Vexilla Regis Prodeunt
VEXILLA REGIS PRODEUNT
A Latin hymn by Venantius fortunatus (d. c. 610) celebrating the mystery of Christ triumphant on the cross. The original hymn consisted of eight stanzas, the first
four describing Christ's Crucifixion; the second four devoted to the cross itself. A frequently quoted line in the third stanza, "Regnavit a ligno Deus," is from Ps 95.10, following a reading well known in the early Church. The exceptionally beautiful plainsong melody has also been attributed to Fortunatus himself. The Vexilla Regis is further distinguished by the circumstances of its composition. Emperor justin ii sent to Queen Radegunda a relic of the true cross for her convent in Poitiers. Processions from Tours and Poitiers converging at Migné accompanied the envoys from Constantinople back to Poitiers with the relic, singing the Vexilla Regis for the first time on Nov. 19, 569.

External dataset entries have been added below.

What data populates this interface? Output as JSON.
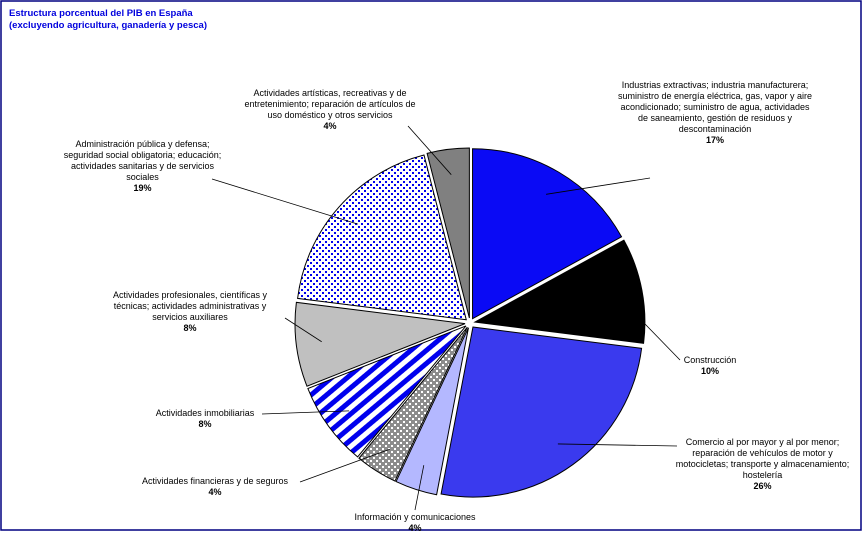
{
  "chart_data": {
    "type": "pie",
    "title": "Estructura porcentual del PIB en España",
    "subtitle": "(excluyendo agricultura, ganadería y pesca)",
    "categories": [
      "Industrias extractivas; industria manufacturera; suministro de energía eléctrica, gas, vapor y aire acondicionado; suministro de agua, actividades de saneamiento, gestión de residuos y descontaminación",
      "Construcción",
      "Comercio al por mayor y al por menor; reparación de vehículos de motor y motocicletas; transporte y almacenamiento; hostelería",
      "Información y comunicaciones",
      "Actividades financieras y de seguros",
      "Actividades inmobiliarias",
      "Actividades profesionales, científicas y técnicas; actividades administrativas y servicios auxiliares",
      "Administración pública y defensa; seguridad social obligatoria; educación; actividades sanitarias y de servicios sociales",
      "Actividades artísticas, recreativas y de entretenimiento; reparación de artículos de uso doméstico y otros servicios"
    ],
    "values": [
      17,
      10,
      26,
      4,
      4,
      8,
      8,
      19,
      4
    ],
    "value_labels": [
      "17%",
      "10%",
      "26%",
      "4%",
      "4%",
      "8%",
      "8%",
      "19%",
      "4%"
    ],
    "colors": [
      "#0a0af5",
      "#000000",
      "#3a3aee",
      "#b4b8ff",
      "#8c8c8c",
      "#0000ee",
      "#c0c0c0",
      "#0000ee",
      "#808080"
    ],
    "patterns": [
      "solid",
      "solid",
      "solid",
      "solid",
      "dots",
      "stripes",
      "solid",
      "dots",
      "solid"
    ]
  }
}
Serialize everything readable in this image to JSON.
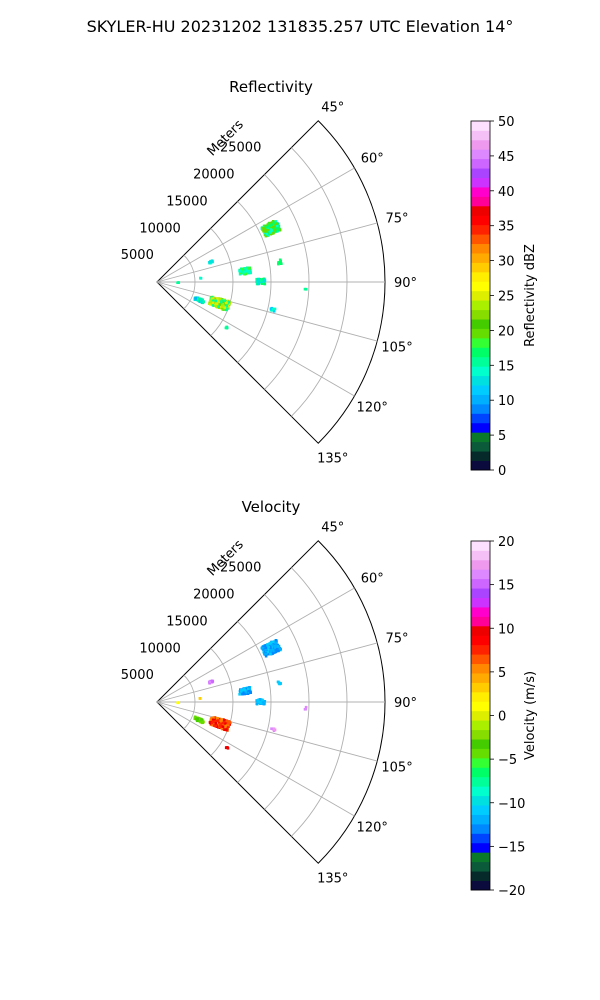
{
  "suptitle": "SKYLER-HU  20231202  131835.257 UTC Elevation 14°",
  "panel_common": {
    "range_unit_label": "Meters",
    "range_ticks": [
      "5000",
      "10000",
      "15000",
      "20000",
      "25000"
    ],
    "azimuth_ticks": [
      "45°",
      "60°",
      "75°",
      "90°",
      "105°",
      "120°",
      "135°"
    ]
  },
  "chart_data": [
    {
      "type": "polar-sector-heatmap",
      "title": "Reflectivity",
      "theta_range_deg": [
        45,
        135
      ],
      "r_range_m": [
        0,
        30000
      ],
      "r_ticks": [
        5000,
        10000,
        15000,
        20000,
        25000
      ],
      "theta_ticks": [
        45,
        60,
        75,
        90,
        105,
        120,
        135
      ],
      "grid": true,
      "colorbar": {
        "label": "Reflectivity dBZ",
        "ticks": [
          "0",
          "5",
          "10",
          "15",
          "20",
          "25",
          "30",
          "35",
          "40",
          "45",
          "50"
        ],
        "vmin": 0,
        "vmax": 50,
        "colors": [
          "#0b0b3d",
          "#062a2a",
          "#0b5a3a",
          "#0a7a2a",
          "#0000ff",
          "#0044ff",
          "#0088ff",
          "#00b0ff",
          "#00ccff",
          "#00e0e0",
          "#00ffcc",
          "#00ff99",
          "#00ff66",
          "#33ff33",
          "#66dd00",
          "#44cc00",
          "#88dd00",
          "#aaee00",
          "#ddee00",
          "#ffff00",
          "#ffee00",
          "#ffcc00",
          "#ffaa00",
          "#ff8800",
          "#ff5500",
          "#ff2200",
          "#ff0000",
          "#ee0000",
          "#ff0099",
          "#ff00cc",
          "#cc33ff",
          "#aa44ff",
          "#cc66ff",
          "#dd88ff",
          "#ee99ee",
          "#f5c0f5",
          "#fde0fd"
        ]
      },
      "echoes": [
        {
          "az": 64,
          "r": 16500,
          "extent_deg": 5,
          "extent_m": 2200,
          "values": [
            14,
            17,
            19
          ],
          "n": 180
        },
        {
          "az": 82,
          "r": 11500,
          "extent_deg": 4,
          "extent_m": 1500,
          "values": [
            14,
            16,
            18
          ],
          "n": 70
        },
        {
          "az": 89,
          "r": 13500,
          "extent_deg": 3,
          "extent_m": 1100,
          "values": [
            13,
            15,
            17
          ],
          "n": 50
        },
        {
          "az": 68,
          "r": 7500,
          "extent_deg": 2,
          "extent_m": 500,
          "values": [
            13,
            14
          ],
          "n": 14
        },
        {
          "az": 108,
          "r": 8500,
          "extent_deg": 8,
          "extent_m": 2600,
          "values": [
            16,
            20,
            23,
            25
          ],
          "n": 280
        },
        {
          "az": 112,
          "r": 5800,
          "extent_deg": 4,
          "extent_m": 1300,
          "values": [
            10,
            13,
            15
          ],
          "n": 60
        },
        {
          "az": 103,
          "r": 15500,
          "extent_deg": 1.5,
          "extent_m": 600,
          "values": [
            12,
            14
          ],
          "n": 8
        },
        {
          "az": 123,
          "r": 10800,
          "extent_deg": 1,
          "extent_m": 300,
          "values": [
            15
          ],
          "n": 5
        },
        {
          "az": 80,
          "r": 16200,
          "extent_deg": 2,
          "extent_m": 400,
          "values": [
            17
          ],
          "n": 8
        },
        {
          "az": 88,
          "r": 2600,
          "extent_deg": 1,
          "extent_m": 200,
          "values": [
            15
          ],
          "n": 3
        },
        {
          "az": 83,
          "r": 5600,
          "extent_deg": 1,
          "extent_m": 200,
          "values": [
            14
          ],
          "n": 3
        },
        {
          "az": 92,
          "r": 19400,
          "extent_deg": 1,
          "extent_m": 200,
          "values": [
            16
          ],
          "n": 3
        }
      ]
    },
    {
      "type": "polar-sector-heatmap",
      "title": "Velocity",
      "theta_range_deg": [
        45,
        135
      ],
      "r_range_m": [
        0,
        30000
      ],
      "r_ticks": [
        5000,
        10000,
        15000,
        20000,
        25000
      ],
      "theta_ticks": [
        45,
        60,
        75,
        90,
        105,
        120,
        135
      ],
      "grid": true,
      "colorbar": {
        "label": "Velocity (m/s)",
        "ticks": [
          "−20",
          "−15",
          "−10",
          "−5",
          "0",
          "5",
          "10",
          "15",
          "20"
        ],
        "vmin": -20,
        "vmax": 20,
        "colors": [
          "#0b0b3d",
          "#062a2a",
          "#0b5a3a",
          "#0a7a2a",
          "#0000ff",
          "#0044ff",
          "#0088ff",
          "#00b0ff",
          "#00ccff",
          "#00e0e0",
          "#00ffcc",
          "#00ff99",
          "#00ff66",
          "#33ff33",
          "#66dd00",
          "#44cc00",
          "#88dd00",
          "#aaee00",
          "#ddee00",
          "#ffff00",
          "#ffee00",
          "#ffcc00",
          "#ffaa00",
          "#ff8800",
          "#ff5500",
          "#ff2200",
          "#ff0000",
          "#ee0000",
          "#ff0099",
          "#ff00cc",
          "#cc33ff",
          "#aa44ff",
          "#cc66ff",
          "#dd88ff",
          "#ee99ee",
          "#f5c0f5",
          "#fde0fd"
        ]
      },
      "echoes": [
        {
          "az": 64,
          "r": 16500,
          "extent_deg": 5,
          "extent_m": 2200,
          "values": [
            -13,
            -12,
            -11
          ],
          "n": 180
        },
        {
          "az": 82,
          "r": 11500,
          "extent_deg": 4,
          "extent_m": 1500,
          "values": [
            -13,
            -12,
            -11
          ],
          "n": 70
        },
        {
          "az": 89,
          "r": 13500,
          "extent_deg": 3,
          "extent_m": 1100,
          "values": [
            -12,
            -11
          ],
          "n": 50
        },
        {
          "az": 68,
          "r": 7500,
          "extent_deg": 2,
          "extent_m": 500,
          "values": [
            15,
            16
          ],
          "n": 14
        },
        {
          "az": 108,
          "r": 8500,
          "extent_deg": 8,
          "extent_m": 2600,
          "values": [
            5,
            6,
            8,
            10
          ],
          "n": 280
        },
        {
          "az": 112,
          "r": 5800,
          "extent_deg": 4,
          "extent_m": 1300,
          "values": [
            -4,
            -3,
            -2
          ],
          "n": 60
        },
        {
          "az": 103,
          "r": 15500,
          "extent_deg": 1.5,
          "extent_m": 600,
          "values": [
            16,
            17
          ],
          "n": 8
        },
        {
          "az": 123,
          "r": 10800,
          "extent_deg": 1,
          "extent_m": 300,
          "values": [
            10
          ],
          "n": 5
        },
        {
          "az": 80,
          "r": 16200,
          "extent_deg": 2,
          "extent_m": 400,
          "values": [
            -11
          ],
          "n": 8
        },
        {
          "az": 88,
          "r": 2600,
          "extent_deg": 1,
          "extent_m": 200,
          "values": [
            1
          ],
          "n": 3
        },
        {
          "az": 83,
          "r": 5600,
          "extent_deg": 1,
          "extent_m": 200,
          "values": [
            3
          ],
          "n": 3
        },
        {
          "az": 92,
          "r": 19400,
          "extent_deg": 1,
          "extent_m": 200,
          "values": [
            16
          ],
          "n": 3
        }
      ]
    }
  ]
}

Until the reform of the Holy Week liturgies by Pius XII in 1955, this hymn was assigned as a processional hymn for Good Friday when the Blessed Sacrament was brought from the Altar of Repose. In the Divine Office, this hymn was historically prescribed as a Vesper hymn during Passiontide and for the feast of Triumph of the Cross. The hymn, modified for liturgical use, dropped the second strophe and has two new stanzas (O crux ave and a doxology) in place of the original seventh and eighth.
Bibliography: Analecta hymnica 50 (1907) 74–75. j. julian, ed., A Dictionary of Hymnology (New York 1957). a. s. walpole, ed., Early Latin Hymns (Cambridge, Eng. 1922) 173–177. b. m. peebles, "Fortunatus, Poet of the Holy Cross," American Church Monthly 38 (1935) 152–166. j. szÖvÉrffy, Die Annalen der lateinischen Hymnendichtung (Berlin 1964–65) 1:135–137.